» le temps passe » dit-on. Est-ce que le seul fait que l’aiguille de la montre avance me donne la perception du temps qui passe ? Est-ce que je peux percevoir le temps qui passe avec la même exactitude que l’horloge ? Sans doute, la réponse est non.
N’y-a-t-il pas des moments d’ailleurs, où je me dis « ah tiens je n’ai pas vu le temps passer » ou à l’inverse « tiens, j’ai encore du temps, je pensais qu’il était déjà l’heure » …
Nous percevons le passage du temps, en nous. Sans montre, sans même avoir besoin de plus vieux que nous, ni de plus jeunes. Le temps passe, c’est comme ça.
Mais qui perçoit cela ? Pour percevoir quelque chose, il faut que l’observateur soit en dehors du système. Je ne peux pas percevoir le train qui passe en étant dans le train.
Qui perçoit le temps qui passe ? De la même manière, pour que je puisse percevoir le temps qui passe, il faut qu’une partie de moi soit à l’arrêt, en dehors, dans une position constante.
Ce qui est constant et qui peut percevoir, je pense que c’est ce « moi », ce « je suis » à la fois mystérieux et très simple, cette part de moi qui ne vieilli pas, cette part de moi qui ne se transforme pas, cette part de moi qui n’a pas l’impression de vieillir et qui est toujours la même : c’est moi, tout simplement ! C’est moi depuis que je suis gamin, c’est moi qui est la fondation de la personnalité qui accumule l’expérience de la vie.

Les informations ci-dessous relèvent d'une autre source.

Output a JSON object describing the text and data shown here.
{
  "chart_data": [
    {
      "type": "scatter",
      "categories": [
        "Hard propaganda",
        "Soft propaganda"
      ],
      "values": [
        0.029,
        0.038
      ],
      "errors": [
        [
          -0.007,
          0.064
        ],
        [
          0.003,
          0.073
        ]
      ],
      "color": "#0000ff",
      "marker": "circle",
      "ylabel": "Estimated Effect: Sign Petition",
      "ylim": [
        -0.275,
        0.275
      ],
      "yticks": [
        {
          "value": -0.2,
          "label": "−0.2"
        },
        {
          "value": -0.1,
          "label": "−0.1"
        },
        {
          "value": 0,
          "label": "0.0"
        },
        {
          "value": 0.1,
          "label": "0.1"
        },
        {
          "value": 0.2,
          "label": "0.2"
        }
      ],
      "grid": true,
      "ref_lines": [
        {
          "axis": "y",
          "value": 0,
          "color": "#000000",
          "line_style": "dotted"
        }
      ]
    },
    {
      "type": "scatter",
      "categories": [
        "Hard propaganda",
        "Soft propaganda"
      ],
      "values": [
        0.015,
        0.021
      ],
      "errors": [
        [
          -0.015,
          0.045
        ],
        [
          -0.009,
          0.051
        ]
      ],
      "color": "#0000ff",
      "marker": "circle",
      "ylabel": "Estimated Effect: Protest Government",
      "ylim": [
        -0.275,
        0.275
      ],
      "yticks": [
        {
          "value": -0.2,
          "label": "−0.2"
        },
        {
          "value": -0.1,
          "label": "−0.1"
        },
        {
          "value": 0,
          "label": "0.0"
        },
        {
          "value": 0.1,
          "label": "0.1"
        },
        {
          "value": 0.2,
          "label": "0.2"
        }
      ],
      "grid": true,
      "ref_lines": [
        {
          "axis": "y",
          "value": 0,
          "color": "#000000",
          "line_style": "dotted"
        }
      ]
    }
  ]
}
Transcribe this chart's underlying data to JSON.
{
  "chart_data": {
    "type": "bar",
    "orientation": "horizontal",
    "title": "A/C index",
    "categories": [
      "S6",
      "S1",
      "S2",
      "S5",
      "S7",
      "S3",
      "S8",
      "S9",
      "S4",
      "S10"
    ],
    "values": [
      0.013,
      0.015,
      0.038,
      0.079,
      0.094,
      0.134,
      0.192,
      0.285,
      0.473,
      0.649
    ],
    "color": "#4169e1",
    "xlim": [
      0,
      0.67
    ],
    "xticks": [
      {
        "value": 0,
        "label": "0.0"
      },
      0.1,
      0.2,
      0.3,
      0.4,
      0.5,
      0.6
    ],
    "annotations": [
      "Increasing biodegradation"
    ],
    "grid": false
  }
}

De la même manière, si je dis que j’évolue au fil de l’existence, il faut bien que je puisse me référer à quelque chose de constant. C’est ce même » c’est moi « , certains évoquent » je suis cela » , d’autres « l’âme » ou encore « l’essence », cette non-chose qui n’a pas de nom.
Cette non-chose sans nom, c’est aussi ce qui peut être le socle de ma confiance, de ma sérénité, de mon lâcher-prise, de mon abandon à ce qui est. Tout simplement.
Et tandis que ma conscience d’être vivant a peur de mourir – et c’est sain – cette part de constance » je suis » n’a pas besoin d’avoir peur de la mort.
Elle est autant athée que religieuse, dénuée de toute idéologie, de toute manifestation matérielle, et pourtant elle est ce que je suis de plus profondément moi, ce « singulier immatériel » qui m’apporte la paix, déstresse de toute urgence, de tout délai, de toute échéance et même pas celle de l’existence que je suis en train d’expérimenter.
En somme, le fait de saisir que « ce qui perçoit » n’est pas dans mon train d’existence, mais en dehors, me permet de ne pas me sentir passager de mon existence. C’est ce qui me permet de ne pas me sentir prisonnier du temps, car ce « je suis » est en dehors du train de mon existence.
Alors je peux faire un pas de côté, descendre du train, et simplement observer, contempler, m’arrêter, respirer, goûter à cette constance apaisante.